Alhoewel zijn vrouw een gediplomeerde verpleegster was had ze nooit ne meer gewerkt, sedert ze met hem gehuwd was, ook omwille van het feit dat zijn wedde ruim voldoende was om het koppel, zonder kinderen, te onderhouden. Hij beweerde eens, op een regenachtige middag (wanneer de mensen wat dichter bij elkaar schuiven om het gezelliger te maken) en geheimzinnig rond glurend om er zeker van te zijn dat niemand ons aan het bespieden was, dat hij in feite alleen maar met haar getrouwd was om zich te wreken van zijn echte liefde, een blondje, waar hij stapelgek van was en dat hem verraden had met één van zijn beste vrienden, een communistisch gezinde intellectueel. Dat was ook de reden geweest van zijn verhuis vanuit Natal, waar hij toen nog woonde, naar Rio. Hij zwoor er zelfs bij dat hij onmiddellijk zou scheiden, dook ze eender waar op, om hun onderbroken liefde te hervatten, alhoewel er al bijna twintig jaren verlopen waren geweest.

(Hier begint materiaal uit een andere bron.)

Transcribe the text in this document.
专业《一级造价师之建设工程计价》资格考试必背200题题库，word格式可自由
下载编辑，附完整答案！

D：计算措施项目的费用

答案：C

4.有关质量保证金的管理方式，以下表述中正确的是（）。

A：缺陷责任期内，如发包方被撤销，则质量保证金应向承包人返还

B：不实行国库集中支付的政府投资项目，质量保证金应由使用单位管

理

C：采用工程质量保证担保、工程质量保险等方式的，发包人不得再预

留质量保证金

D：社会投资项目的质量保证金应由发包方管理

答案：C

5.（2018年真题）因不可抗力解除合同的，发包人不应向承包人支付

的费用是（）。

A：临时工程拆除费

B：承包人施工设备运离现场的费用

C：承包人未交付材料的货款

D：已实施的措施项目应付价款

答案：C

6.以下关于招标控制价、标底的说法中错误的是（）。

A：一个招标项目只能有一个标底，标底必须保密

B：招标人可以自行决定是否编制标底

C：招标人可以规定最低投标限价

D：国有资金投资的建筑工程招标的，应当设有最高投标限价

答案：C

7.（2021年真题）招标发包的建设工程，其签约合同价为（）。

Ik heb ooit eens gehoord dat twee mensen totaal verschillend zijn als ze besluiten het leven met elkaar te delen, maar hoe langer ze samen blijven, hoe meer ze op mekaar beginnen te gelijken. Feit is dat ze, na een korte maar hevige, ziekte is overleden. Hij is er nooit ne meer bovenop kunnen van geraken. Zij had, ik herinner me, een ware hekel aan arme mensen, vooral toen er enkele exemplaren zich juist voor haar appartementsgebouw hadden geïnstalleerd en zoals meestal, maar onvermijdelijk, ook daar hun behoeften, lichamelijke en seksuele, bot lieten vieren. Vooral één van die vrouwen ergerde haar uitermate, omdat ze zonder schaamte néér hurkte en de stroom liet vloeien, iedere keer haar man thuis arriveerde. Hij kon er eigenlijk niet naast kijken, beweerde hij, op die natte spleet, bedoelde hij.
Nog een ander oud koppel heb ik ontmoet in de Tertulia, een restaurant hier in Recife, recht voor het strand, waar ik een aandachtige toeschouwer was van al die bruine, naakte, lijven en de vele hoeren die daar als vliegen, op het dak van de buitenlandse toeristen vlogen, vooral als het Belgen waren (die ze al kenden van andere oorlogen), zoals Frederik en zijn troep, waarmee hij zijn eerste geslachtsziekte heeft opgeraapt. Ik had hem nochtans aangeraden, vooraf, wat citroensap op hun xerecas te druppelen, om hun reacties na te gaan (zie een toegepaste beschrijving, eerder in deze blog).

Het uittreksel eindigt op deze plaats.